Data protection & the Brexit Trade Deal


On 24 December, in the nick of time, the UK and EU agreed the “Trade and Cooperation Agreement between the European Union and the European Atomic Energy Community, of the one part, and the United Kingdom of Great Britain and Northern Ireland, of the other part”. Catchy title.

For those processing personal data in the UK and EU, the Brexit Trade Deal is a (much-needed) Good News Story. The agreement contains specific provisions prohibiting data localisation requirements, regulating the transfer of Passenger Name Record data, and allowing data sharing for law enforcement purposes. The crucial section for most businesses, however, is Article FINPROV.10A: Interim provision for transmission of personal data to the United Kingdom.

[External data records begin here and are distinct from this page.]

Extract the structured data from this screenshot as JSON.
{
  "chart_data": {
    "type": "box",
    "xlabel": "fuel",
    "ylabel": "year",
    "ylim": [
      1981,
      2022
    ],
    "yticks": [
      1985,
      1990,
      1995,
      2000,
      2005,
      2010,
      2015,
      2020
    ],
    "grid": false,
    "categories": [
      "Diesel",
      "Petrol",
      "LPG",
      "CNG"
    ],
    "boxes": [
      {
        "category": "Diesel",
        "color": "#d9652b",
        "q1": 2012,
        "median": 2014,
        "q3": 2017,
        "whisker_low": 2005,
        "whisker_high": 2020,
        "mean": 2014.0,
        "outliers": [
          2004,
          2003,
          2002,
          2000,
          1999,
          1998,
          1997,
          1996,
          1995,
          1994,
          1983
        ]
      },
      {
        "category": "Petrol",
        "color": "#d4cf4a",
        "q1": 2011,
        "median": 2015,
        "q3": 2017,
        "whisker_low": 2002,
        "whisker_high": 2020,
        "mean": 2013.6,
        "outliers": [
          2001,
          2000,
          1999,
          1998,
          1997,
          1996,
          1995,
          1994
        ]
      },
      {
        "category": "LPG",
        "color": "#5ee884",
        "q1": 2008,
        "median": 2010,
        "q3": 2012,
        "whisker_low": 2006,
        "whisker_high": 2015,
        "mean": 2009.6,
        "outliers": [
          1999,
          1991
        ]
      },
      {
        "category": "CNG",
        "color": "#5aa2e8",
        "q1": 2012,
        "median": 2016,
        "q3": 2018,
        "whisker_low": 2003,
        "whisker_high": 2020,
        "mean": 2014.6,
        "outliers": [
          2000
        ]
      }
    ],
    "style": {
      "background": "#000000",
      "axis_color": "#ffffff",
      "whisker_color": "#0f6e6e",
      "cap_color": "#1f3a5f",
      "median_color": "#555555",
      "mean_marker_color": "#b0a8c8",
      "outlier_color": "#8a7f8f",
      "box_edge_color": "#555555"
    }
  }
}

Under this Article, transfers of personal data from the EEA to the UK can continue – as the UK will not be treated as ‘third country’ for the purposes of GDPR – until the earlier of: (1) the EU Commission adopting an ‘adequacy decision’ in respect of the UK, which would allow data transfers to continue with no further safeguards required; or (2) 30 April 2021, extendable to 30 June 2021 unless either party objects. During this period, the UK has agreed not to make any changes to its own data transfer regime without the EU’s approval, including adopting new Standard Contractual Clauses or BCRs (except changes bringing UK law in line with EU law). The UK has already committed to allowing data transfers into the EU unimpeded.

It is, of course, possible that this simply buys us few more months, and the end of April/June sees yet another desperate scramble to put in place Standard Contractual Clauses for EU to UK transfers. The more optimistic of us, however, view this as a real intention to grant the UK adequacy status. We all need some positive thinking to kick-start 2021.